The proposal sparked discussion from stakeholders about the potential implications.

Susan Bruce, representing the PJM Industrial Customers Coalition, said she was “comforted” to hear that the issues the proposal is meant to address don’t happen often but said she has “philosophical issues” with the market ramifications.

“PJM benefits as a reserve-sharing concept,” she said.

Bresler’s comments about energy as a primary market prompted Roy Shanker, a consultant for several generators, to warn that when the energy and ancillary services markets become “large enough, the behavior of the demand curve has to be examined.”

Bresler agreed that the capacity market’s variable resource requirement demand curve and the energy market’s ORDCs are connected.

Bruce asked that PJM and its Independent Market Monitor attempt to find “areas of consensus” on the topic.

“As much as can be done to narrow those gaps, especially from a customer perspective, that would be highly valued,” she said.

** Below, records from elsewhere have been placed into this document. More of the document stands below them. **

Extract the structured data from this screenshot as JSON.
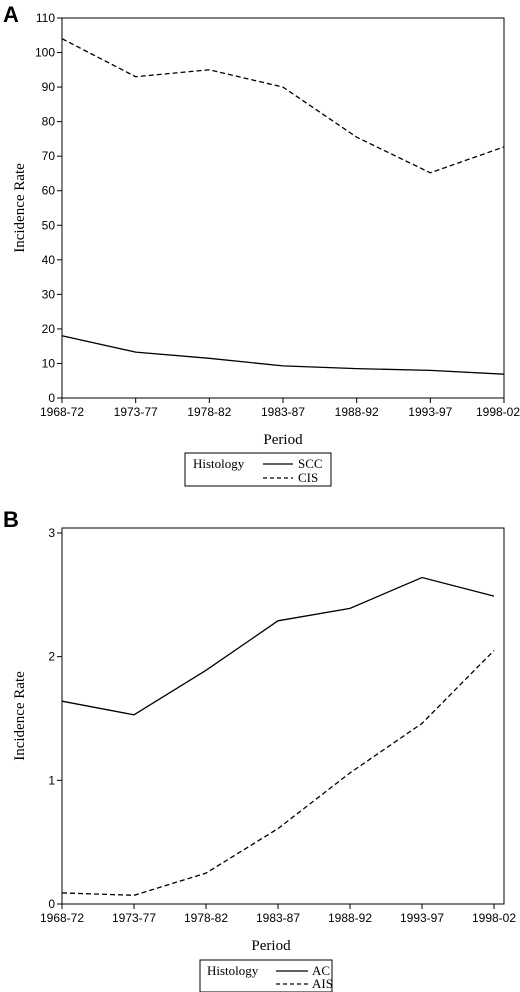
{
  "chart_data": [
    {
      "panel": "A",
      "type": "line",
      "categories": [
        "1968-72",
        "1973-77",
        "1978-82",
        "1983-87",
        "1988-92",
        "1993-97",
        "1998-02"
      ],
      "series": [
        {
          "name": "SCC",
          "style": "solid",
          "values": [
            18,
            13.3,
            11.5,
            9.3,
            8.5,
            8.0,
            6.9
          ]
        },
        {
          "name": "CIS",
          "style": "dashed",
          "values": [
            104,
            93,
            95,
            90,
            75.5,
            65.2,
            72.7
          ]
        }
      ],
      "xlabel": "Period",
      "ylabel": "Incidence Rate",
      "ylim": [
        0,
        110
      ],
      "yticks": [
        0,
        10,
        20,
        30,
        40,
        50,
        60,
        70,
        80,
        90,
        100,
        110
      ],
      "legend": {
        "title": "Histology",
        "position": "bottom-center"
      }
    },
    {
      "panel": "B",
      "type": "line",
      "categories": [
        "1968-72",
        "1973-77",
        "1978-82",
        "1983-87",
        "1988-92",
        "1993-97",
        "1998-02"
      ],
      "series": [
        {
          "name": "AC",
          "style": "solid",
          "values": [
            1.64,
            1.53,
            1.89,
            2.29,
            2.39,
            2.64,
            2.49
          ]
        },
        {
          "name": "AIS",
          "style": "dashed",
          "values": [
            0.09,
            0.07,
            0.25,
            0.61,
            1.06,
            1.46,
            2.05
          ]
        }
      ],
      "xlabel": "Period",
      "ylabel": "Incidence Rate",
      "ylim": [
        0,
        3
      ],
      "yticks": [
        0,
        1,
        2,
        3
      ],
      "legend": {
        "title": "Histology",
        "position": "bottom-center"
      }
    }
  ]
}
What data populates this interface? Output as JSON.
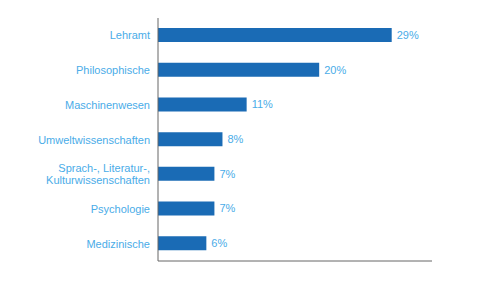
{
  "chart_data": {
    "type": "bar",
    "orientation": "horizontal",
    "categories": [
      "Medizinische",
      "Psychologie",
      "Sprach-, Literatur-,\nKulturwissenschaften",
      "Umweltwissenschaften",
      "Maschinenwesen",
      "Philosophische",
      "Lehramt"
    ],
    "values": [
      6,
      7,
      7,
      8,
      11,
      20,
      29
    ],
    "value_labels": [
      "6%",
      "7%",
      "7%",
      "8%",
      "11%",
      "20%",
      "29%"
    ],
    "color": "#1a6bb5",
    "xlim": [
      0,
      34
    ],
    "grid": false,
    "data_labels": true,
    "tick_labels": "y"
  }
}
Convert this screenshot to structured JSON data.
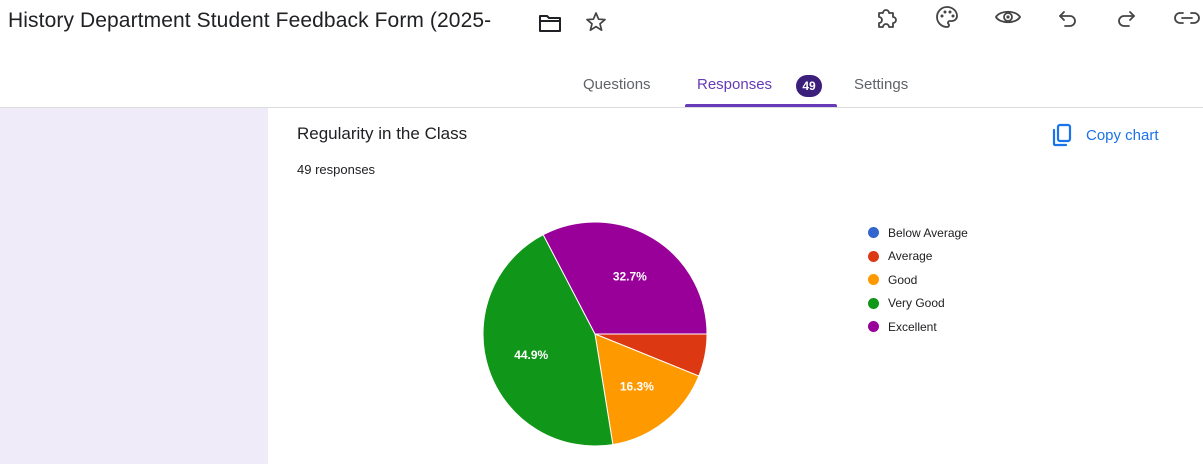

Bresler said staff are “working pretty hard” with the Monitor to come to agreement and that “the sooner that happens, the better off we and the stakeholder community will be.”

PJM also remained noncommittal on Bruce’s request for simulations to see how the proposal shifts revenues between the capacity and energy markets.

“Certainly industrial customers are concerned given their high volume usage,” she said.

PJM staff expressed concerned that stakeholders would judge the proposals on the simulated outcomes rather than the logic of the methodology.

“We do want to have principled reasons for the changes we’re making,” Bruce said, but she added that insight into the potential impact “would be a useful tool … so we can make the right choices before it’s too late.”

James Wilson of Wilson Energy Economics, who consults for several member states’ consumer advocates, said he was interested in “understand[ing] the consequences at a nitty-gritty level, not at an aggregate level.”

Bresler said that could be helpful with the caveat that nothing can be extrapolated to suggest larger consequences.

The meeting concluded with PJM’s Vince Stefanowicz explaining the next steps for developing the real-time 30-minute reserves product. The operational justification and methodology for defining the procurement target were endorsed at the July meeting of the Operating Committee and are moving on to be considered by the Markets and Reliability and Members committees. (See “Real-time 30-minute Reserves,” PJM Operating Committee Briefs: July 10, 2018.)

The price formation task force will focus on pricing the reserve target and optimizing with other ancillary services, determining what resources are eligible and coordinating real-time dispatch, he said.

GT Power Group’s Dave Pratzon asked that the discussion include an analysis to identify why the reserve deficiencies are occurring in the first place.